Basket A2, Anche Montini è rimasto sorpreso dal cammino dell’OraSì

Una stagione si gioca prima e durante, anche da dietro una scrivania e anche quella dell’OraSì, profondamente rinnovata in estate, non sta facendo eccezione. Una delle novità importanti, un ritorno, è quella di Mauro Montini come direttore sportivo dopo le tre stagioni manageriali di Julio Trovato.

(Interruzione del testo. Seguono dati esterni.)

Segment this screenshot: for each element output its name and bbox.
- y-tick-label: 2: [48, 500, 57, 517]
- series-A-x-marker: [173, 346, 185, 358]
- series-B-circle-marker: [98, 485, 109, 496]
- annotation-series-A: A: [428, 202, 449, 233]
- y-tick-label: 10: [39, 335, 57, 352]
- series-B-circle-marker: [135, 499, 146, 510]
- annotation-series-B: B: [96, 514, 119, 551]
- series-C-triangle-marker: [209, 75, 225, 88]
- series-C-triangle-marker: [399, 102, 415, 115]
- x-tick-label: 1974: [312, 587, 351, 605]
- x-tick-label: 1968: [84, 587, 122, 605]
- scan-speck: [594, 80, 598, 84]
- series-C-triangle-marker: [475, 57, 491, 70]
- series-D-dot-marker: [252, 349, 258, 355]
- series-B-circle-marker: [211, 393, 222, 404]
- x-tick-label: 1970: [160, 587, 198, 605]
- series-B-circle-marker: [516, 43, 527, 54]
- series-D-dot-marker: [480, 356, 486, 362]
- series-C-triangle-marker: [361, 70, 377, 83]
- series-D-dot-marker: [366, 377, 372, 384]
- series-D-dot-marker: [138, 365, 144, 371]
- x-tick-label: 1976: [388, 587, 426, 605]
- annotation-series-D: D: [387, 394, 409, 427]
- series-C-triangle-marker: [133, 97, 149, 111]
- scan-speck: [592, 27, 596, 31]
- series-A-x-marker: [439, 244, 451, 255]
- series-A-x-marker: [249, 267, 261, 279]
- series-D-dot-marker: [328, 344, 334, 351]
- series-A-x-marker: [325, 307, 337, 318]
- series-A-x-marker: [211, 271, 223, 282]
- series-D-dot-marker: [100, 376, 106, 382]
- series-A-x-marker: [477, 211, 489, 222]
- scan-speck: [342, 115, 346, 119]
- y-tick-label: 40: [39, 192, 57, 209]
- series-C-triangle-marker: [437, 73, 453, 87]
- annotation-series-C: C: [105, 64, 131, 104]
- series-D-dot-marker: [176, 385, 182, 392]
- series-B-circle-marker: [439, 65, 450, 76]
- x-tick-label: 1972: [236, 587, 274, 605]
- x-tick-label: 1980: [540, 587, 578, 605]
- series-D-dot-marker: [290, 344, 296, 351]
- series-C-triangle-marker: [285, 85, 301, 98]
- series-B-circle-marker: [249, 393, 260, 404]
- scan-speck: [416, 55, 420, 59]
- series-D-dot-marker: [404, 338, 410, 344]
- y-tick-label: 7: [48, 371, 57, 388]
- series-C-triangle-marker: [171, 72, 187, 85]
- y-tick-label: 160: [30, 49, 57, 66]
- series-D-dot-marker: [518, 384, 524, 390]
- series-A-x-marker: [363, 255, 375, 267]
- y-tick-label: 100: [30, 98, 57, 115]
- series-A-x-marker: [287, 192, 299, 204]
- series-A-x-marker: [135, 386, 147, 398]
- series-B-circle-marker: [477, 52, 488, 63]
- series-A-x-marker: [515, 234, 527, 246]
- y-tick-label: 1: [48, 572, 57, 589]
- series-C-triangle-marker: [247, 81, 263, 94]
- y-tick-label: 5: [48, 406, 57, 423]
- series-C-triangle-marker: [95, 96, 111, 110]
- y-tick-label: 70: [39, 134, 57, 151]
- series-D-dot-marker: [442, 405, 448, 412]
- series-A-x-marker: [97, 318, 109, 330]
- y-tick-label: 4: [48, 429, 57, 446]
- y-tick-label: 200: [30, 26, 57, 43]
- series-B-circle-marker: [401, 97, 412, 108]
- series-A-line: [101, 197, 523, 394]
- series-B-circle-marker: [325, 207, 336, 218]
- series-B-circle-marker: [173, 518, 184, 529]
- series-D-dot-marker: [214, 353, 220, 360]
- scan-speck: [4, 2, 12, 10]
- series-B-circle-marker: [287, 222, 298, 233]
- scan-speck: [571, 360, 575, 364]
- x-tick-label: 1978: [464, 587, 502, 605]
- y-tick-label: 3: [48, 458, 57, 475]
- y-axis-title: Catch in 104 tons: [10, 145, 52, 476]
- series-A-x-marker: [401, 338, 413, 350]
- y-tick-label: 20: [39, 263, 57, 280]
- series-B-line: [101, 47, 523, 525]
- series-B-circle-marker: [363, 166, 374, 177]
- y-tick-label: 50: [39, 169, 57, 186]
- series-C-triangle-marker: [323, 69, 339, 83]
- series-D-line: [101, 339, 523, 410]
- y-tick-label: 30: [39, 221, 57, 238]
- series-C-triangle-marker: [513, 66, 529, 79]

Quando mancano 72 ore o poco più al derby che chiude l’andata anche per Montini è tempo di bilanci.

Andata da ricordare

Per il momento il curriculum giallorosso recita 9 vittorie e tre sconfitte e secondo posto dietro Scafati: «Abbiamo disputato un’andata – premette il diesse – al di là delle più rosee aspettative, a prescindere dal risultato di domenica pomeriggio. Non eravamo certo pronosticati da primissime posizioni in classifica con un budget ben al di sotto di molte altre società, siamo riusciti ad allestire una rosa giovane e pimpante, con americani alla prima esperienza nel nostro campionato, che sta dimostrando il proprio valore, una grande disponibilità a sacrificarsi con serietà e professionalità, con voglia e ambizione. Lotesoriere sta gestendo al meglio le caratteristiche dei singoli per un miglioramento complessivo di tutta la squadra e i risultati sono una gratificazione per tutto il lavoro fatto finora».

Come ci arriva Ravenna

Il fine settimana senza basket segue due sconfitte consecutive, in casa con Chiusi e a Scafati.

«Ci sono stati tre giorni di stop e questo ha permesso ai ragazzi di recuperare energie psicofisiche e da qualche acciacco e bisogna vedere come sono in grado di ripartire. È vero, veniamo da due sconfitte consecutive, però molto diverse tra loro. In casa con Chiusi direi che sono stati più i demeriti nostri nello scendere in campo nel modo giusto e nella lettura delle situazioni che i reali meriti loro. A Scafati, pur rimanendo sempre indietro nel punteggio, abbiamo dato prova di non mollare mai e di saper ricucire anche dopo passivi importanti. Dal punto di vista psicologico non siamo in una situazione semplice per il Covid. Noi siamo tutti vaccinati e in attesa della terza dose ma dobbiamo cercare il più possibile di vivere dentro una bolla di venti persone con pochissimi contatti con il mondo esterno».

Pre-derby

Il dirigente bizantino prova così a fare le carte della partita. «Un derby, soprattutto così sentito come quello tra Ravenna e Forlì esula da qualunque tipo di pronostico, perché scendono in campo oltre a fattori tecnici anche fattori psicologici. Non vedo un fattore determinante, saranno giovani pistole contro pistoleri più esperti, avrà la meglio quella squadra che saprà gestire nel modo migliore la pressione e mettere in pratica le proprie cose».